Wednesday, January 26, 2011

Hermann Hesse's Siddhartha

On the properties of water:

"Fondly he gazed into the rushing water, into the transparent green, into the crystalline lines of its mysterious design. He saw bright pearls rising up from the depths, tranquil air bubbles swimming to the reflective surface, imaging the blue of the sky. With a thousand eyes the river gazed at him, with green, with white, with crystalline, with azure eyes. How he loved this water, how it enchanted him, how grateful he was to it! In his heart he heard the voice speaking, the newly awakened voice, and it said to him: Love this water! Stay here! Learn from it! O yes, he wanted to learn from the water, he wanted to listen to it. Whoever understood this water and its secrets, it seemed to him, that person would understand much else, many secrets, all secrets. Of the river's secrets, however, today he saw only one that seized his soul: This water ran on and on, it always ran, and yet it always was there, it was always and ever the same and yet at every moment new! Lucky the man who grasped this, who understood this! He did not understand or grasp it, he only sensed the stirring of a surmise, a distant memory, divine voices." (81)
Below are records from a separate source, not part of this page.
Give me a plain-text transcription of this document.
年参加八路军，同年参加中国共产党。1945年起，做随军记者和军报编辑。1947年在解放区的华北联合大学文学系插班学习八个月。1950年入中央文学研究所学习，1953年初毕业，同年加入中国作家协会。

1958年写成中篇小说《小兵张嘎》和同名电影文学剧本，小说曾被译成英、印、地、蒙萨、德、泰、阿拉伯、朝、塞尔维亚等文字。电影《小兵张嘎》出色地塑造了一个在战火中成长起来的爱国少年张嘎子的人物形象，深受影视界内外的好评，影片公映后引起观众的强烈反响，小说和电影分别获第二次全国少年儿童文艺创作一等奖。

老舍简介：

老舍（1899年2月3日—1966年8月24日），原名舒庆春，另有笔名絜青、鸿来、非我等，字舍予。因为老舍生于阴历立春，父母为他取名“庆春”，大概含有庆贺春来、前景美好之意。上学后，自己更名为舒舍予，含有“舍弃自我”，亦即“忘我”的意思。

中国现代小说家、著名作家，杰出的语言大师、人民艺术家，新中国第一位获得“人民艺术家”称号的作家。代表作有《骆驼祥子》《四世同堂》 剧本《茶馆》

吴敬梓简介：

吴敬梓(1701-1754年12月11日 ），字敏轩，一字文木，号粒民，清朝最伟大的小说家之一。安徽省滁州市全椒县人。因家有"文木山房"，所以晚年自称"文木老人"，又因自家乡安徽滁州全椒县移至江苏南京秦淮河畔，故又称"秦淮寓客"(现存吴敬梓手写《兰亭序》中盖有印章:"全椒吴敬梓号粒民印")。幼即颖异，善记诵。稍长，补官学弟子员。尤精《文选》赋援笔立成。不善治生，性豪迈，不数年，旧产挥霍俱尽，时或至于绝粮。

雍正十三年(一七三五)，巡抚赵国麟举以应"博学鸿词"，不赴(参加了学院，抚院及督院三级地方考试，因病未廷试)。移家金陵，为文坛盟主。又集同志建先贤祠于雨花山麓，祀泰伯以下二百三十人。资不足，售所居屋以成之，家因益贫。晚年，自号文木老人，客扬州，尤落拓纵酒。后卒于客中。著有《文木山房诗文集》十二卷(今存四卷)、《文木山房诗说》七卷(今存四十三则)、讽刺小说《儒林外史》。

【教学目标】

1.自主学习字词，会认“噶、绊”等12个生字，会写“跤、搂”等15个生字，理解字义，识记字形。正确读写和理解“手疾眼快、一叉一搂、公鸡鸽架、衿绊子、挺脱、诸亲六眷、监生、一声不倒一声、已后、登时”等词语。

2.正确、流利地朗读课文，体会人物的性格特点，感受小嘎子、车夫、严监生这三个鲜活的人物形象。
"The river is everywhere at once, at its origin and at its mouth, at the waterfall, at the ferry, at the rapis, in the sea, in the mountains, everywhere at the same time, and for it only the present exists, no shadow of the past, no shadow of the future?" (85)
On wisdom and peace of mind:
I will begin by saying that the book did not strike my fancy to begin with - as Siddhartha often separated himself from the "child people", viewing himself as higher in consciousness. For about 4/5 of the book, till the end, did he eventually dissipate the line he had drawn. This ideology in essence truly made me resent his character, as I hold humility above any other value.

However, there are several characteristics about Siddhartha that I most certainly did agree with - that in the end helped me to reaffirm some of my own beliefs.

The first one - being an experiential learner. Siddhartha throughout the book refuses to learn from teachers and seeks his own path from which to learn, a knowledge and understanding that he can only truly grasp through first-hand experience. In this sense, experience is completely tangible. [Which is exactly the reason why I felt this book was largely irrelevant for me to read as it was intangible to my life - learning from someone elses path that is so different from mine seems silly].

Furthermore, I agree with his final conclusion that one should accept how the world is, rather than comparing it to some abstract ideal conception of perfection. As I have spoken with many of my friends - the debate as to whether one should strive to change themselves into their "ideal" being or to simply accept and love who they currently are. He writes,

"With body and soul I have experienced my own great need to sin, to seek pleasure, to strive for possessions, to be indolent, and a need for the most shameful despair, in order to learn to cede my resistance, to learn to love the world, to learn no longer to compare it to a world I desired and imagined, to some preconceived sort of perfection, rather to leave it as it is, to love it, and to enjoy belonging to it." (111)

In different words, Siddhartha also discusses how striving for a goal that is virtually unacheivable - what is perfection? When is the goal attained? All such abstract comments. Siddhartha notes that if you focus on the goal, you will miss out on what is currently in front of you to enjoy.

"When someone seeks," Siddhartha answered, "then it happens all too easily that his eyes will see only the thing he is seeking, that he cannot find anything, cannot let anything in, because he is always thinking only of that thing he seeks, because he has a goal, because he is possessed by the goal. Seeking means: having a goal. But finding means: being free, being open, having no goal. You, Venerable One, may indeed be a seeker, for striving toward your goal, there is much you do not see which is right before your eyes" (pg. 109-110)

By striving to achieve perfection, to change yourself, you will not be able to enjoy yourself as you are.

Simply put: enjoy as is. Some may even connect to this to the mantra of the present - enjoy the present moment.

And finally, Siddhartha notes that wisdom is an act, unable to be conveyed through words.
"One can convey knowledge but not wisdom. One can find wisdom, one can live it, one can be borne by it, one can work wonders with it, but one can neither speak it nor teach it" (110).